Tour set for Arapaho Ranch in Wyoming, former site of historic Padlock Ranch

© iStock - Ingo Dorenberg
Eric Galatas

(Wyoming News Service) August 27, members of the public will have a rare opportunity to visit the historic Padlock Ranch first developed for livestock in 1867, now operating as the Arapaho Ranch

Lorre Hoffman, project coordinator with the Arapaho Ranch Field Station, said the 450,000 acre site was seen as a job-creation venture when the Northern Arapaho and Shoshone agreed to buy it in 1940. 

But after the Shoshone dropped out of the deal, the Arapaho were left holding a $290,000 loan.

"This kind of debt was a horrifying thing," said Hoffman. "Someone said it was like a weight around their necks. But they paid it off in half the time they were allowed. And now the ranch is always called the pride of the tribe."

A tour organized by the Field Station and the Alliance for Historic Wyoming will include talks on the history of the ranch, a performance by Crow poet Henry Real Bird, self-guided tours, and a trip to view nearby petroglyphs created before the Bronze age. 

The ranch sits about 20 miles northwest of Thermopolis, on lands first inhabited by tribes including the Crow and Shoshone. For more information and to sign up for the tour, visit historicwyoming.org.

Buildings constructed during Padlock Ranch days, which went into receivership after the 1929 stock market crash, include a large horse barn and a mansion modeled after an Italian villa. 

Hoffman said the elaborate homestead was built for entertaining, and is unlike other buildings constructed at the time.

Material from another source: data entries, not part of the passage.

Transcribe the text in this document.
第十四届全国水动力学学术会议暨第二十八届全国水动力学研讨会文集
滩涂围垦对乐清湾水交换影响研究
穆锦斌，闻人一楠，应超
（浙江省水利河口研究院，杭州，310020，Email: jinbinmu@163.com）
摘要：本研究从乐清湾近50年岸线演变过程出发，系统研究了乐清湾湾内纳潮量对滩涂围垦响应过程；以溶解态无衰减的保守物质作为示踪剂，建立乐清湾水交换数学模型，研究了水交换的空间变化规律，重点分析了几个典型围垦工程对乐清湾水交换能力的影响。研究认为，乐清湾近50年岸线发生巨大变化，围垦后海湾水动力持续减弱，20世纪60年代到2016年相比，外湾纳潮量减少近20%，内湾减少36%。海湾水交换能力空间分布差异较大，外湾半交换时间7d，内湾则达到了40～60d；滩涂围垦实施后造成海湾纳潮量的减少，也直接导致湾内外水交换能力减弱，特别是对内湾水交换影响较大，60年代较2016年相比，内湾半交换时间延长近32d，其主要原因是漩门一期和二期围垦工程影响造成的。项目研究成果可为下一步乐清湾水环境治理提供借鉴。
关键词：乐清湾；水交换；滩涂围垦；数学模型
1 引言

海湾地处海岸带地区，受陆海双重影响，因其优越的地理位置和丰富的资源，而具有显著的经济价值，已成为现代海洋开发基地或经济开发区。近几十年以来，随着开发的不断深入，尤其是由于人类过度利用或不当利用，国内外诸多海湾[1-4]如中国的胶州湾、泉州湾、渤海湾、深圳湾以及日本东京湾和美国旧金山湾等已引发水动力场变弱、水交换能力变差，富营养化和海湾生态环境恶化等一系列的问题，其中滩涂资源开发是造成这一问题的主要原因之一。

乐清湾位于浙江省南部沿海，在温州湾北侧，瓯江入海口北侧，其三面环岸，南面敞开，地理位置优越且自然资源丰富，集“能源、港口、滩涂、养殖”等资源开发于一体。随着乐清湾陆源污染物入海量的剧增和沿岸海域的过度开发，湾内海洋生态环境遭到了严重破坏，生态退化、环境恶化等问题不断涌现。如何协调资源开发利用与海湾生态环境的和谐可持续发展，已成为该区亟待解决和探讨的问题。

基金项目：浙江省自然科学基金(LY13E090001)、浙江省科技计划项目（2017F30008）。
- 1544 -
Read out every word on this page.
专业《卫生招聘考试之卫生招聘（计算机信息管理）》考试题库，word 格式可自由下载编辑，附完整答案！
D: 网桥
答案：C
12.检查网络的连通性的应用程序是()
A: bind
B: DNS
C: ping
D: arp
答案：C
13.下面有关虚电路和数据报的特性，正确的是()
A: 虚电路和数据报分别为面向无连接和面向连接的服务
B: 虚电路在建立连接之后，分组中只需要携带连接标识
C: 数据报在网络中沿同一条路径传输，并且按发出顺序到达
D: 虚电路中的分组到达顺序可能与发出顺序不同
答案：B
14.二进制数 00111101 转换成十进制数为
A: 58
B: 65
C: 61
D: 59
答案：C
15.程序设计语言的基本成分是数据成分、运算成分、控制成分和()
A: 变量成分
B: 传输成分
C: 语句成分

"It has a very open entry," said Hoffman. "You stand in the middle of it, and it's open all the way to the living room, and all the way to the dining room, and the enormous wide staircase that goes up with a giant window at the end. So it's very welcoming."

Padlock is considered to have been the largest sheep operation in Wyoming around 1917, and the Arapaho are working to restore its schoolhouse, company store and other structures. 

Hoffman said the ranch is now widely renowned for its high-grade beef, raised naturally with plenty of space to roam and without the use of chemicals found in factory-farmed animals.

"They don't use antibiotics or hormones," said Hoffman. "The Arapaho Ranch in the late '90s was the largest organic beef producer in North America."